Un hombre mayor había abierto la puerta secándose el bigote con una servilleta de tela. Minna había visto a una mujer sentada en la mesa del comedor del otro lado de la habitación y había percibido el aroma a carne cocida y vino.
—Doctor, mi patrona, la baronesa Wolff, desea que atienda de inmediato a esta criatura. Se encuentra sumamente preocupada por ella.
El doctor había dudado un instante mientras Minna se abría paso, comenzando a enunciar la letanía de los males que aquejaban a la criatura: fiebre, tos, náuseas, pérdida del apetito.
No había razón para poner en duda su autoridad.
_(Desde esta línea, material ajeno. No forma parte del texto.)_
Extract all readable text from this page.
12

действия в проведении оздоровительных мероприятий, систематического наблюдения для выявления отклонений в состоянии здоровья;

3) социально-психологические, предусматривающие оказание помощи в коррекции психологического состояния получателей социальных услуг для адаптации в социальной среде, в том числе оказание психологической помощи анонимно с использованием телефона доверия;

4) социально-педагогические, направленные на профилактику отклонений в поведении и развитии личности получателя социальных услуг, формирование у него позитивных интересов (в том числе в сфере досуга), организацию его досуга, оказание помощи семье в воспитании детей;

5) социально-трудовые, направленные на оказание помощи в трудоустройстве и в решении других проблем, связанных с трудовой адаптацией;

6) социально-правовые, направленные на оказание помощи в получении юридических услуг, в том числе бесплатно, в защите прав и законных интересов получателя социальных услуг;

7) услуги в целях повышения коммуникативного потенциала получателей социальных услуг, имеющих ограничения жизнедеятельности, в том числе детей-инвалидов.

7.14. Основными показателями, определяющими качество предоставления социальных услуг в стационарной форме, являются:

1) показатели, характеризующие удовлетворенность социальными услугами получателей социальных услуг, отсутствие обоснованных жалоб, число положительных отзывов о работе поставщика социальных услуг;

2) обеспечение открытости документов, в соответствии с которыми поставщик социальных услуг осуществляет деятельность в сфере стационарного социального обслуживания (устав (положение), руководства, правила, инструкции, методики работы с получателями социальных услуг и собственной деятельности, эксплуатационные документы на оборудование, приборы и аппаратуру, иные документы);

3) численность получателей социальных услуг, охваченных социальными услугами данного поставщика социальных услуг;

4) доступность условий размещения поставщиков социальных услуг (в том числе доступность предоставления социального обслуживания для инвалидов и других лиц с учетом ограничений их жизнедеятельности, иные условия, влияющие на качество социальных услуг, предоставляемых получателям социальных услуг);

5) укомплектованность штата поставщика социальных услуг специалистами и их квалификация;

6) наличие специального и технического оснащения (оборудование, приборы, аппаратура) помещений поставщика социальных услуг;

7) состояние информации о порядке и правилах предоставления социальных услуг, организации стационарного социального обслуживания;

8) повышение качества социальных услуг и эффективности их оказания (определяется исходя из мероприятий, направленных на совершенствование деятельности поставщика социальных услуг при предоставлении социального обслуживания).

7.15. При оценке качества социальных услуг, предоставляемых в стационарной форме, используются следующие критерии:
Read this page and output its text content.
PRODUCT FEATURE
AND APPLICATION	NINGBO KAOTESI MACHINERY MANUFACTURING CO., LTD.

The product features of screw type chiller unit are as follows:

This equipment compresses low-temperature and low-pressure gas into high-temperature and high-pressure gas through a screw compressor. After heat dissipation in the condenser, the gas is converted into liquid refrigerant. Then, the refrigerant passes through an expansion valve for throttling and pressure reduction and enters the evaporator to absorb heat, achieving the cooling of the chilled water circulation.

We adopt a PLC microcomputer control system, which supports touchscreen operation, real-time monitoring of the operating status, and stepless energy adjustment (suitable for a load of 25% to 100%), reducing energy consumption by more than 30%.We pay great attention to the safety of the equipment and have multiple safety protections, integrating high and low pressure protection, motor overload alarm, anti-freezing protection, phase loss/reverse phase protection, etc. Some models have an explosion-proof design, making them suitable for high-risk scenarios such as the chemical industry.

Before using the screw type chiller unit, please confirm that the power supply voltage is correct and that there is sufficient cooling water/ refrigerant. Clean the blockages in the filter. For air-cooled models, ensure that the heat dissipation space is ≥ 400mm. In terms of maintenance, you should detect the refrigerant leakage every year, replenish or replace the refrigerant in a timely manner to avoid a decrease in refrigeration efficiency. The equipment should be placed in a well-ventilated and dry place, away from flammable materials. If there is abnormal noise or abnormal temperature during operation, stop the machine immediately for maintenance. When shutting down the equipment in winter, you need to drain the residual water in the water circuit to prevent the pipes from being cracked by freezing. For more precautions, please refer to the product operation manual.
Incluso sin el abrigo y a pesar del fango en su ropa, era una mujer elegante: esbelta, de espalda recta, piel tersa y dicción perfecta. Además era una mentirosa muy convincente.
—¿Es posible que tenga fiebre escarlata? —le había preguntado al doctor cuando éste la llevó a su oficina en la parte trasera de la casa.
—Una infección indefinida… —había concluido tras examinarla.
—Debe guardar reposo en cama por lo menos un mes… debe cambiarle las sábanas dos veces a la semana, dele píldoras para la garganta irritada y heroína de Bayer para la tos…
Si bien Minna había escuchado y asentido con la cabeza, sabía que sería imposible atender los consejos del doctor en casa. ¿Por qué había creído que se saldría con la suya? Sus días, noches, incluso sus domingos pertenecían a la baronesa. Su deber era cumplir con la voluntad de su patrona en todo momento, cualquier demora podía suponer un despido inmediato.
Al apoyar la mano en la frente pegajosa de Flora, recordó las indicaciones del médico.
—No me dejes —le pidió la niña, algo desorientada, su voz sonaba ronca y cansada. Aunque tenía diez años, aparentaba seis. Presintiendo su partida se aferró a su falda. Minna le dio dos cucharadas del jarabe pegajoso y dulzón y le susurró algo al oído. La niña se acostó de nuevo y volteó la cara a la pared.